How patient stories can improve intensive care

    Talking about their health-care experiences can build empathy between patients and health professionals.

    By Sean Bagshaw (University of Alberta, Alberta Health Services), Christiane Job McIntosh (Alberta Health Services), Tom Stelfox (University of Calgary, Alberta Health Services) on September 15, 2019

    Original Story: The Conversation

    The hospital intensive care unit (ICU) has traditionally been a closed environment, where patient, nurse, doctor and family stories are lost.

    But as researchers in critical care, we have found that sharing stories brings humanity into the daily business of providing care. It also has the potential to transform health-care policy and delivery.

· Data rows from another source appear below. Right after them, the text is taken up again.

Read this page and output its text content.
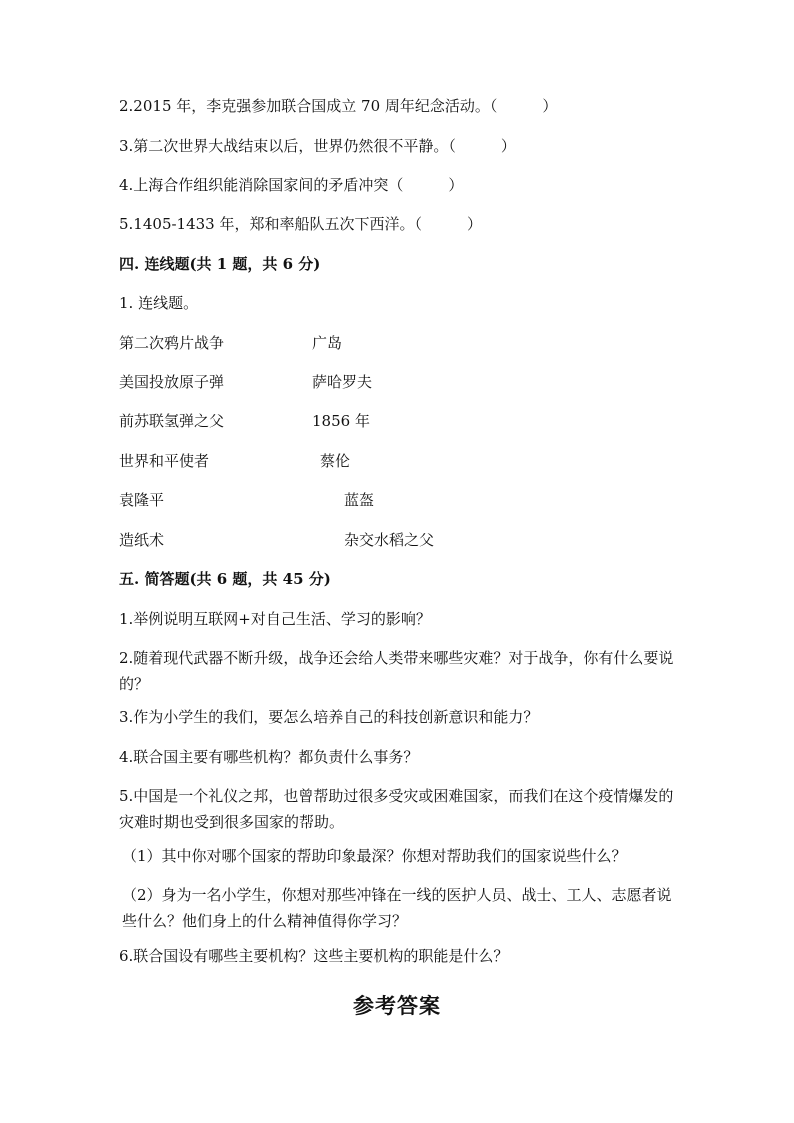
2.2015 年，李克强参加联合国成立 70 周年纪念活动。（　　　）
3.第二次世界大战结束以后，世界仍然很不平静。（　　　）
4.上海合作组织能消除国家间的矛盾冲突（　　　）
5.1405-1433 年，郑和率船队五次下西洋。（　　　）
四. 连线题(共 1 题，共 6 分)
1. 连线题。
第二次鸦片战争	广岛
美国投放原子弹	萨哈罗夫
前苏联氢弹之父	1856 年
世界和平使者	蔡伦
袁隆平	蓝盔
造纸术	杂交水稻之父
五. 简答题(共 6 题，共 45 分)
1.举例说明互联网+对自己生活、学习的影响？
2.随着现代武器不断升级，战争还会给人类带来哪些灾难？对于战争，你有什么要说的？
3.作为小学生的我们，要怎么培养自己的科技创新意识和能力？
4.联合国主要有哪些机构？都负责什么事务？
5.中国是一个礼仪之邦，也曾帮助过很多受灾或困难国家，而我们在这个疫情爆发的灾难时期也受到很多国家的帮助。
（1）其中你对哪个国家的帮助印象最深？你想对帮助我们的国家说些什么？
（2）身为一名小学生，你想对那些冲锋在一线的医护人员、战士、工人、志愿者说些什么？他们身上的什么精神值得你学习？
6.联合国设有哪些主要机构？这些主要机构的职能是什么？
参考答案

    Rethinking patient-oriented care

    The 21st-century reorientation of health care towards patient-centred care—respectful and responsive to individual patient preferences, needs and values—involves listening to and integrating patient perspectives.

    A “common language”

    Research suggests that when people share stories they speak a “common language” that helps them to make sense of their situation, particularly when traumatic.

    In critical care research, we use events such as our Café Scientifique to solicit feedback from patients and families to identify future priorities for care delivery and research. Usually, a panel of scientists presents topical research to a public audience, followed by questions and answers.

    Patients as experts

    We have also organized cafés where the patients and family members are the experts. The audience: Doctors, nurses, health-care administrators and scientists.

    At these events, a common theme has emerged. Patients want to be engaged as partners in their care, even when critically ill. They want to be able to ask for what is important to them and who they want to accompany them during what is often a difficult journey in the ICU.

    Guiding innovation

    If we are to truly place patients at the centre of health care in Canada, we must provide more opportunities for them to share their stories alongside doctors and nurses.

    Scientists and policymakers must then use these collective experiences to guide innovations in health-care delivery.

    Health-care professionals who attended one of our patient-led cafés were deeply affected by the patient stories.

    Said one nurse, “In my 35-year career, I have learned to focus more on the families. There has been a transformation and it will continue based on your stories. I have never thought to ask a family member, ‘Who do you need here?’ That has impacted me.”